Among the assertions you can use are:
- Flow Started Assertion: Check if the flow with the provided id was started.
- Flow Completed Assertion: Check if the flow with the provided id was completed.
- Flow Cancelled Assertion: Check if the flow with the provided id was cancelled.
- Pattern Clarification Assertion: Check if the pattern clarification was triggered with the provided flow names.
- Slot Was Set Assertion: Check if the slot with the provided name was filled with the provided value.
- Slot Was Not Set Assertion: Check if the slot with the provided name was not filled.
- Action Executed Assertion: Check if the action with the provided name was executed.
- Bot Uttered Assertion: Check if the bot utterance matches the provided pattern, buttons and/or domain response name.
- Generative Response Is Relevant Assertion: Check if the generative response is relevant to the provided input.
- Generative Response Is Grounded Assertion: Check if the generative response is factually accurate in relation to the provided or extracted ground truth text input.
These assertions are checked against the actual events that Rasa Pro emits while running the test cases with a Rasa Pro assistant.
To get started with end-to-end testing with assertions, please head over to the Installation Prerequisites and How to Use End-to-End Testing with Assertions guides.
The new feature is released as a beta version, and we would love to hear your feedback, particularly on the usability and the value it brings to your testing workflow. We also have a list of questions that we would like to get feedback on. Please reach out to us through the Customer Support team to share your feedback.
Benefits of End-to-End Testing with Assertions
- Increased Confidence: End-to-end testing with assertions helps you gain confidence in the behaviour of CALM as it handles NLU understanding, flow logic advancement and enterprise search.
- Faster Feedback Loop: You can quickly identify issues in your assistant and fix them early in the development process.
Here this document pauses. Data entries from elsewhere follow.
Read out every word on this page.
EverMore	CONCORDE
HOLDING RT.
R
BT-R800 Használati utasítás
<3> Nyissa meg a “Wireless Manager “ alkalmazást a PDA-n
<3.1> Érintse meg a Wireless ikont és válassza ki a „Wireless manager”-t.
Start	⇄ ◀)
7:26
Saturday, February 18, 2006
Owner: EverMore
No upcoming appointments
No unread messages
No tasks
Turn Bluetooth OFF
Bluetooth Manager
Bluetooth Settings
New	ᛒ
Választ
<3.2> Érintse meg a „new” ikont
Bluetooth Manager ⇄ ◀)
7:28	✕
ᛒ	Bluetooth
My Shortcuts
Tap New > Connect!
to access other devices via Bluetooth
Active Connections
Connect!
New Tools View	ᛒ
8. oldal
- Improved Quality: By testing your assistant end-to-end with assertions, you can ensure that your assistant behaves as expected in different scenarios.
- Reduced Manual Testing: End-to-end testing with assertions helps you reduce the need for manual testing, allowing you to focus on more complex scenarios.
Beta Feedback Questions
Among the questions we would like to get feedback on are:
- How valuable did you find the assertions in your testing workflow?
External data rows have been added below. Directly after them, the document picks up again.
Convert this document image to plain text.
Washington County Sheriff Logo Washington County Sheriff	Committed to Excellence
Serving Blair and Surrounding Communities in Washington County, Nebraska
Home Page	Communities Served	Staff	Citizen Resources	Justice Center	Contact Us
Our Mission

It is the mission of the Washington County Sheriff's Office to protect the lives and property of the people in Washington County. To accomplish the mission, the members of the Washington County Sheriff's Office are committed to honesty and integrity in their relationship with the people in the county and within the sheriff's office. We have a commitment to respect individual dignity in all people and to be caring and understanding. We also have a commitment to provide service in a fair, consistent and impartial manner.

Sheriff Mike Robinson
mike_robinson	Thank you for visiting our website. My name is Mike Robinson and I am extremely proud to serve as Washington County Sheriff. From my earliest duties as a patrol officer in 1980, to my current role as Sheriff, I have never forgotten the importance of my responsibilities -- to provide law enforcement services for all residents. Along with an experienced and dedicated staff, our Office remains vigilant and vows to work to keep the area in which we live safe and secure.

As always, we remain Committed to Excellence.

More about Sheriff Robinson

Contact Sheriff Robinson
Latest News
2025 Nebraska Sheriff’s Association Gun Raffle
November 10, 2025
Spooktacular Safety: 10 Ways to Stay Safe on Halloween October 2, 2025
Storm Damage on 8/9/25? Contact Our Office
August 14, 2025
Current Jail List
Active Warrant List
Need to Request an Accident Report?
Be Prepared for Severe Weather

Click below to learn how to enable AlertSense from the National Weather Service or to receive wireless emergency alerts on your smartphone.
- Do you see any risks with running the test in 2 exclusive modes - assertions OR prior test case format?
- How did the assertions feature help you identify issues in your assistant?
- How can we improve the usability of the assertions feature? Is the syntax clear and easy to use?
- What challenges did you face when using the assertions feature?
- What additional assertions would you like to see in the future?
- What are your most common assistant scenarios being tested which are currently not covered by the assertions?
- Would asserting commands help you in your testing workflow?
- How often did you have to update your assertions when the assistant flow implementation changed compared to when using the initial e2e test format?
- Is the assertion order configurability useful for your testing workflow?
- If you're defining slots with initial value in the domain file, have you found the
slot_was_not_set
initial value assumption to beNone
as a limitation in your testing workflow? - Is the current solution for generative response evaluation sufficient to decide if the response ‘passes’ the test?